А само небо было великолепно – ясное, голубое, гораздо более нежного оттенка, чем в Италии.
В Бургундию пришла зима.
Под ногами шуршали последние опавшие листья; слетая наземь красными, они быстро чернели. Дыхание белым паром вырывалось из людских носов и клубилось вокруг губ. Да и собаки выдыхали такие же облачка, только на уровне мостовой. Тусклый дневной свет сгущал их тени, и они стлались по земле, приникая к ней теснее, чем тени пешеходов.
Глава III
Она растворила застекленную дверь, выходившую на террасу, уставленную кактусами. С высоты террасы ей была видна большая часть Лос-Анджелеса. Анна Хидден не захотела присутствовать на свадьбе, которая состоялась дней десять назад. Кроме того, она предупредила отца – когда позвонила ему из аэропорта, – что не желает знакомиться с его новой женой, сменившей ее мать.

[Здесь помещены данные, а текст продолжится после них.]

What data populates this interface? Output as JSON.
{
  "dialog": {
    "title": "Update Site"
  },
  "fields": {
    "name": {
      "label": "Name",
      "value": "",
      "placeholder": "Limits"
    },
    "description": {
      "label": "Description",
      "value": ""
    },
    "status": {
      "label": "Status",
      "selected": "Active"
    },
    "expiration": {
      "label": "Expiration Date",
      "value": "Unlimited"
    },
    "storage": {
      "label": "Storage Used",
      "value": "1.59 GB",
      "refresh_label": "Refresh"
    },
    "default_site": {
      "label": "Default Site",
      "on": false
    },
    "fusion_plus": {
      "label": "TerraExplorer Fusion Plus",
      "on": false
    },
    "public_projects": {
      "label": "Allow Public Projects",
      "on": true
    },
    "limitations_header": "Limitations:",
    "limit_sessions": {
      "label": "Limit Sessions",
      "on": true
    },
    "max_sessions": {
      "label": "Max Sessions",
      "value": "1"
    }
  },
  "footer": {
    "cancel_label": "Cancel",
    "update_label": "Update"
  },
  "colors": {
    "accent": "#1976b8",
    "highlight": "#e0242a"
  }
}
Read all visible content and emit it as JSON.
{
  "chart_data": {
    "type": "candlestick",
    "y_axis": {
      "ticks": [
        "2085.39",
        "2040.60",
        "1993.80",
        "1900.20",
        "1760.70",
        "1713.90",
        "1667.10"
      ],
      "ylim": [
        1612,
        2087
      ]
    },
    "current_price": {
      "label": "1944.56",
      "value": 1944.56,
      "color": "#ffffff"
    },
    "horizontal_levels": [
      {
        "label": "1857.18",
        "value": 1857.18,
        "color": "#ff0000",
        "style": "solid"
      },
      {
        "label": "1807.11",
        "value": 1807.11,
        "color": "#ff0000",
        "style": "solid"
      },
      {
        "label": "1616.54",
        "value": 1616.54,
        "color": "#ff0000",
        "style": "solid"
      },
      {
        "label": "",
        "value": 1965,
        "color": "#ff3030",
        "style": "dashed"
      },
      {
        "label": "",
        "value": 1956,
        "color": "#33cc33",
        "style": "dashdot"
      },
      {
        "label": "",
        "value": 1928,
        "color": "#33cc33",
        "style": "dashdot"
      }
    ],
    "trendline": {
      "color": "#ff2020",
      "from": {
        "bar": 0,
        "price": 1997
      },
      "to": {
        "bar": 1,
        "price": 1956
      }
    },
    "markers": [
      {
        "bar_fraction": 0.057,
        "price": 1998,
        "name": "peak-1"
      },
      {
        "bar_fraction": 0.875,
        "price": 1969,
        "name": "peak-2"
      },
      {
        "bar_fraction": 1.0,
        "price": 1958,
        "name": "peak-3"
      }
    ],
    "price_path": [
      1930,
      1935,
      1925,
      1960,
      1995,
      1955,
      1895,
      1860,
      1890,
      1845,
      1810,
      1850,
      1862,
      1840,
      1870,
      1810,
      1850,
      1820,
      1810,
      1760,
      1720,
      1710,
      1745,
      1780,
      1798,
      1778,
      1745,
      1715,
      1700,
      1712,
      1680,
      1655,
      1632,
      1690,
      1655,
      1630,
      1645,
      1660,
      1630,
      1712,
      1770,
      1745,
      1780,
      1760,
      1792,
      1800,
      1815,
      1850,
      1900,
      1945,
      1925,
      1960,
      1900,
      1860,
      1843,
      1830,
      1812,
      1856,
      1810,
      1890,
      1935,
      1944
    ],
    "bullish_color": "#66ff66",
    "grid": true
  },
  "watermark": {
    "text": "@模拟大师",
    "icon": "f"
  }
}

Молоденькая служанка ввела Анну в приемную. Ее старый крошечный отец, со своими короткими, седыми, вздыбленными волосами ежиком, вошел не очень твердой походкой, но без трости, неся перед собой в протянутых руках роскошную белую орхидею, которую и преподнес ей.
Она поблагодарила.
Он улыбался, чуть принужденно.
Она все еще стояла с большой белой орхидеей, его подарком, а он уже указал ей широким взмахом руки на большой черный рояль «Yamaha».
– Но почему?
Он развел руками.
– Это чтобы попрощаться? – прошептала она.
Он кивнул.
Ему явно трудно было говорить.
– Чтобы уже попрощаться? – повторила она, все еще не веря.
Она судорожно всхлипнула. Волнение заражает. Это было сильнее ее. С минуту она плакала, спрятав лицо за орхидеей.
– Папа! – прошептала она.
Он стоял смущенный.
Она положила орхидею на плиточный пол, прямо на пол, рядом с раздвижной дверью приемной, собираясь уйти.
Они не много сказали друг другу.
В одну из пауз она спросила:
– Папа, я не понимаю. Почему мы не должны больше видеться?
– Это меня слишком волнует, – ответил он. – И потом, моя вторая жена очень расстроена тем, что ты отвергла ее, даже не повидав.
И они решили никогда больше не встречаться.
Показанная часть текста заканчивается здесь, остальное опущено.